Last week, I caught up with poet Amie Whittemore, author of the recently published collection, Glass Harvest (Autumn House Press), and we talked about the “priceless opportunities” living in the C-U area offered her and about her mentor, the late C-U writer Brigit Pegeen Kelly.
Whittemore grew up about an hour and a half north on a small farm outside Momence, and the University of Illinois was her top choice for a variety of reasons, including an anonymity that was impossible in her graduating class of 100 students.
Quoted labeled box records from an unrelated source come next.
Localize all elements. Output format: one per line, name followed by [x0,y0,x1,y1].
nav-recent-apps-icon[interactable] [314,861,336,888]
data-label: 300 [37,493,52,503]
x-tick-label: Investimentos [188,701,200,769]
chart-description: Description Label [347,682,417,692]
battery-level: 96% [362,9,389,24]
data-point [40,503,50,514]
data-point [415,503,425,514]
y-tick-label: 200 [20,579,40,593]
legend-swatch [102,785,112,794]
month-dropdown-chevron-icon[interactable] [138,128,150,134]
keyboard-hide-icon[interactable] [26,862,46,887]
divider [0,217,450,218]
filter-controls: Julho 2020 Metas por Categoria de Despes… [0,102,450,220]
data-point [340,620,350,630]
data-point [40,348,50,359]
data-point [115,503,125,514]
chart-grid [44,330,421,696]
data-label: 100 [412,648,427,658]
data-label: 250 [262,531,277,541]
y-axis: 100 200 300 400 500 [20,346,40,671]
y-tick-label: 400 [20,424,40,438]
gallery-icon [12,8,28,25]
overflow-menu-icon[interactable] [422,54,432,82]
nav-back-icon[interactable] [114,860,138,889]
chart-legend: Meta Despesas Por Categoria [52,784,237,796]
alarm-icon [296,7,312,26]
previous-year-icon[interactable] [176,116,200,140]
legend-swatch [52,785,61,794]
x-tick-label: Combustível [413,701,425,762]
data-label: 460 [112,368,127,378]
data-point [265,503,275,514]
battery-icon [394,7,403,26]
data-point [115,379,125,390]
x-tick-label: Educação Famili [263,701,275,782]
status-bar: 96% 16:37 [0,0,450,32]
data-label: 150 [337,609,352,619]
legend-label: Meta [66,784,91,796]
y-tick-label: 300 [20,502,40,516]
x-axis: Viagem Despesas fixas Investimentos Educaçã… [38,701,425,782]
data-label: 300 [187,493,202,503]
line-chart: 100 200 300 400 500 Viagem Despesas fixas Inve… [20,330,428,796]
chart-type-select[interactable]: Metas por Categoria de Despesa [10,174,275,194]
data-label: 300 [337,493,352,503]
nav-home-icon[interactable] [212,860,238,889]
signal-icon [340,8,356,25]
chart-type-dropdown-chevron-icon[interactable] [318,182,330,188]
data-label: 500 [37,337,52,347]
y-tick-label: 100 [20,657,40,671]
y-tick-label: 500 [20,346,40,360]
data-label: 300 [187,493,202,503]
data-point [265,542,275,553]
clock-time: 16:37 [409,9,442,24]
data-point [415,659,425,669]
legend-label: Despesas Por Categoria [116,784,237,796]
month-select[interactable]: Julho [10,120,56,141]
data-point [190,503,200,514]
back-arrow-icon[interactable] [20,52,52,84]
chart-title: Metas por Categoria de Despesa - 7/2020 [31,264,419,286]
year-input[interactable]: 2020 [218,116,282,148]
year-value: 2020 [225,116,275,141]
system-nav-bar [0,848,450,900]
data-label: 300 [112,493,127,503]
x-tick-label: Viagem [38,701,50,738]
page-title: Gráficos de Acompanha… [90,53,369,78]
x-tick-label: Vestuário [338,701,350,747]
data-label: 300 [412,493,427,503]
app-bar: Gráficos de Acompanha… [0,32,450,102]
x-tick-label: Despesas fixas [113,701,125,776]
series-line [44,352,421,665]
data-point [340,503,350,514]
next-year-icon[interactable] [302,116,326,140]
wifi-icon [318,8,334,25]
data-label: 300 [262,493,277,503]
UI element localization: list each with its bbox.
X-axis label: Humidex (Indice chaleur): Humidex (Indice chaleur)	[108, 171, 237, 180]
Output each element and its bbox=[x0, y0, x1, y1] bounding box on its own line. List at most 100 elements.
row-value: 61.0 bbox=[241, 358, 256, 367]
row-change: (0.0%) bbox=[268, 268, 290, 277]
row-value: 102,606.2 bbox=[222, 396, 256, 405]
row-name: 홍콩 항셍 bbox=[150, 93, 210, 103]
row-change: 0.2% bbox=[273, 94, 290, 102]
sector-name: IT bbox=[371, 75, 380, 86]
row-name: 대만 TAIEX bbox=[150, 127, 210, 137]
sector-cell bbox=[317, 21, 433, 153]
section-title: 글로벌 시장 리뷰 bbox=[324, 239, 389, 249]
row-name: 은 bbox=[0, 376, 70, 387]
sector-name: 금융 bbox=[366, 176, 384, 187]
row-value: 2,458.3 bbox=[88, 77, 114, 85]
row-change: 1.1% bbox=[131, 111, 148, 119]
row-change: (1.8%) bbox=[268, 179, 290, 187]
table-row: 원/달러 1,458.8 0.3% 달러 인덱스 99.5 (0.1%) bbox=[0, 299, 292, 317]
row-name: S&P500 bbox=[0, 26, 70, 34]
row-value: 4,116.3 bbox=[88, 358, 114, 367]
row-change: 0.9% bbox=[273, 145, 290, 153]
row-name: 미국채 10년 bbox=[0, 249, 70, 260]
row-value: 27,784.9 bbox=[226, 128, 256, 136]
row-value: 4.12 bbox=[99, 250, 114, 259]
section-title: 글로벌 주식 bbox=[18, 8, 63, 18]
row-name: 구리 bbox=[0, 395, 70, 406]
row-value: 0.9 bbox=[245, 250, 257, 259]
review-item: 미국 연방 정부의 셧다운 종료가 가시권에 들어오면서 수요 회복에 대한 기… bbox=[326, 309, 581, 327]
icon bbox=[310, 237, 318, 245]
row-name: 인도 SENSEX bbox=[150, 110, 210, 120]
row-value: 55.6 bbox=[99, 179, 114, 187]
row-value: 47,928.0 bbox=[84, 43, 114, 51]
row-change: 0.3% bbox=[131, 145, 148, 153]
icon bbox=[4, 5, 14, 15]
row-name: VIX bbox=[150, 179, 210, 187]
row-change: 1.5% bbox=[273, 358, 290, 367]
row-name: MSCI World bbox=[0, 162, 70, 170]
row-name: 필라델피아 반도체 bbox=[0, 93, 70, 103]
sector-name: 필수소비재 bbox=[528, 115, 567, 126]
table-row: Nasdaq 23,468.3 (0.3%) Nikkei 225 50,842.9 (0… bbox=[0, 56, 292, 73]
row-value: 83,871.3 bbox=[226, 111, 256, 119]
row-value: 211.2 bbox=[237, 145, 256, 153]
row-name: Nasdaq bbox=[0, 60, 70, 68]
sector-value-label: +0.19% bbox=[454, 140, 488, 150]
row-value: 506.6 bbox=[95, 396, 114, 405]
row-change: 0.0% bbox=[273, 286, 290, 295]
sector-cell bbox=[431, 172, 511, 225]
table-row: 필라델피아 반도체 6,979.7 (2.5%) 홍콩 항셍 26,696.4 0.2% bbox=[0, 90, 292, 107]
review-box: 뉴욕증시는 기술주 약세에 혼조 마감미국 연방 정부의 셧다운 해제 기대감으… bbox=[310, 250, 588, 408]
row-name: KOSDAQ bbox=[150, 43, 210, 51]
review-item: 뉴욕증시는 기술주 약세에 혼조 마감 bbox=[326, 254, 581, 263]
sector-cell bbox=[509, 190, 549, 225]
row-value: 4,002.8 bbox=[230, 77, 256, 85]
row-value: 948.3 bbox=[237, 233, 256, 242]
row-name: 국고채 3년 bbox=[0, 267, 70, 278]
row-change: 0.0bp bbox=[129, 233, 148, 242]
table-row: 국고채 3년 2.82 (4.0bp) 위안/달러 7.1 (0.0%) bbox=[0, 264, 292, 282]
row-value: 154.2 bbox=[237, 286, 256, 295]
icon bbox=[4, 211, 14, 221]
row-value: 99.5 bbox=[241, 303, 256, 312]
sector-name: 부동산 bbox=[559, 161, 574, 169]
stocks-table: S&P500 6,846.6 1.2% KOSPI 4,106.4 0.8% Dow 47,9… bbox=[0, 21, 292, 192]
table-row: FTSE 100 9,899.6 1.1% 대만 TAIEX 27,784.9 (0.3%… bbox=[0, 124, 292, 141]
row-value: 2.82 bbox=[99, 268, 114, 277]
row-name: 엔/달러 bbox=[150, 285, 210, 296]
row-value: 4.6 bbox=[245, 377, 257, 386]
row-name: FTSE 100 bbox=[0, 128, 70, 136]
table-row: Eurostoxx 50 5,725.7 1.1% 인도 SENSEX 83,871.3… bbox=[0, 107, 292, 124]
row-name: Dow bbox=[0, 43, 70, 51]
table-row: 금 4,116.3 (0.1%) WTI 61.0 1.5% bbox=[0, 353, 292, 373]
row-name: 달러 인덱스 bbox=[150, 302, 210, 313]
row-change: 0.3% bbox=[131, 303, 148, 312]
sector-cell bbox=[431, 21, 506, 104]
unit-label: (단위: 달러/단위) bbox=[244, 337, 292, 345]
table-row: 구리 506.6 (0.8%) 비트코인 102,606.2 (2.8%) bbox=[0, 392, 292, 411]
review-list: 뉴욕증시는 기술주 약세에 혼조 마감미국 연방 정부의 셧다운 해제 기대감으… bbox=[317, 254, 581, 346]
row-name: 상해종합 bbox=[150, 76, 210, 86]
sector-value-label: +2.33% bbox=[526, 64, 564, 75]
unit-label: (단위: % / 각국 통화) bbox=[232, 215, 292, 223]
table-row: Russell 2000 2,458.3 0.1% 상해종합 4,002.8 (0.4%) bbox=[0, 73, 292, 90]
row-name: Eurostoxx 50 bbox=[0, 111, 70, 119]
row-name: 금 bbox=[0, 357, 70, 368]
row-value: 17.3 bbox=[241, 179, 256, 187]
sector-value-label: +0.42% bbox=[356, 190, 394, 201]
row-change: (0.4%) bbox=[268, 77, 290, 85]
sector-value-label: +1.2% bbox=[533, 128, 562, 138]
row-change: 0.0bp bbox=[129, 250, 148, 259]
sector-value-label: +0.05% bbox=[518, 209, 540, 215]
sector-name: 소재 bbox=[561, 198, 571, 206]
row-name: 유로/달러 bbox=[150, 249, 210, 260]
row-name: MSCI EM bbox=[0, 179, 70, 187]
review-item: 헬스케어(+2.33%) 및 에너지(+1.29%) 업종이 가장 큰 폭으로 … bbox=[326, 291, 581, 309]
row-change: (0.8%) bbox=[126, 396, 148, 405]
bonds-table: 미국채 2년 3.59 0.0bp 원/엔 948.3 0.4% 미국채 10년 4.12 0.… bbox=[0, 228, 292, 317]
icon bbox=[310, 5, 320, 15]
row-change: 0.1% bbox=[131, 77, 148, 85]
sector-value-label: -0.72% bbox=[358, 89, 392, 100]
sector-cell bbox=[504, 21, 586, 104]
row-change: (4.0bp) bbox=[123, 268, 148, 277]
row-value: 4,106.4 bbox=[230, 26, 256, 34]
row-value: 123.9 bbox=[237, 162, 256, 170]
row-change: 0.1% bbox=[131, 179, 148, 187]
“What I realized over the course of my four years in C-U was 1. I was not anonymous,” Whittemore said, “and 2. what I really craved was space to figure out who I really was and what I wanted out of life—space that did not seem accessible in Momence.”
For Whittemore, this space was granted through opportunities, not anonymity. Whittemore discovered poetry classes (that she didn’t know even existed), and she was hooked. Until her time in C-U, she had no idea she could major in creative writing, let along go on to get a master’s degree in creative writing.
“As I leaned into my passion and interest in creative writing, I found myself turning to the landscape of Champaign for inspiration,” she said. “I wrote about the greenhouses on campus. The Morrow Plots enchanted me. I spent many morning hours on runs through Urbana, trying to puzzle out a poem.”
Champaign-Urbana was the first place where she began to feel part of a greater literary community — largely due to her professors in the English department, Brigit Pegeen Kelly. Whittemore chronicled much of her experience working with Kelly in a short essay she wrote upon the news of her death last year.
“Much of my ongoing affection for Champaign-Urbana is wrapped up in my ongoing affection for her,” Whittemore said. “I think this is because of how fully she inhabited the area as home, even though she was born in California and lived in several places over the course of her life. Yet her books, particularly Song and The Orchard, feel steeped in a landscape that many brush off as ‘flyover.’”
Whittemore agrees that Kelly’s poetry, as Eavan Boland expertly notes, is audacious in its refusal to fit neatly into any category.
“It is not littered with pop culture references,” Whittemore said. “It is mythical, allegorical in its proportions, its symbols familiars of the Midwestern landscape: a goat, the moon, bees, an orchard. This audacity has fed me — assured me that following my poetic interests, even if they are contrary to what is popular or prevalent, is not only acceptable, but vital.”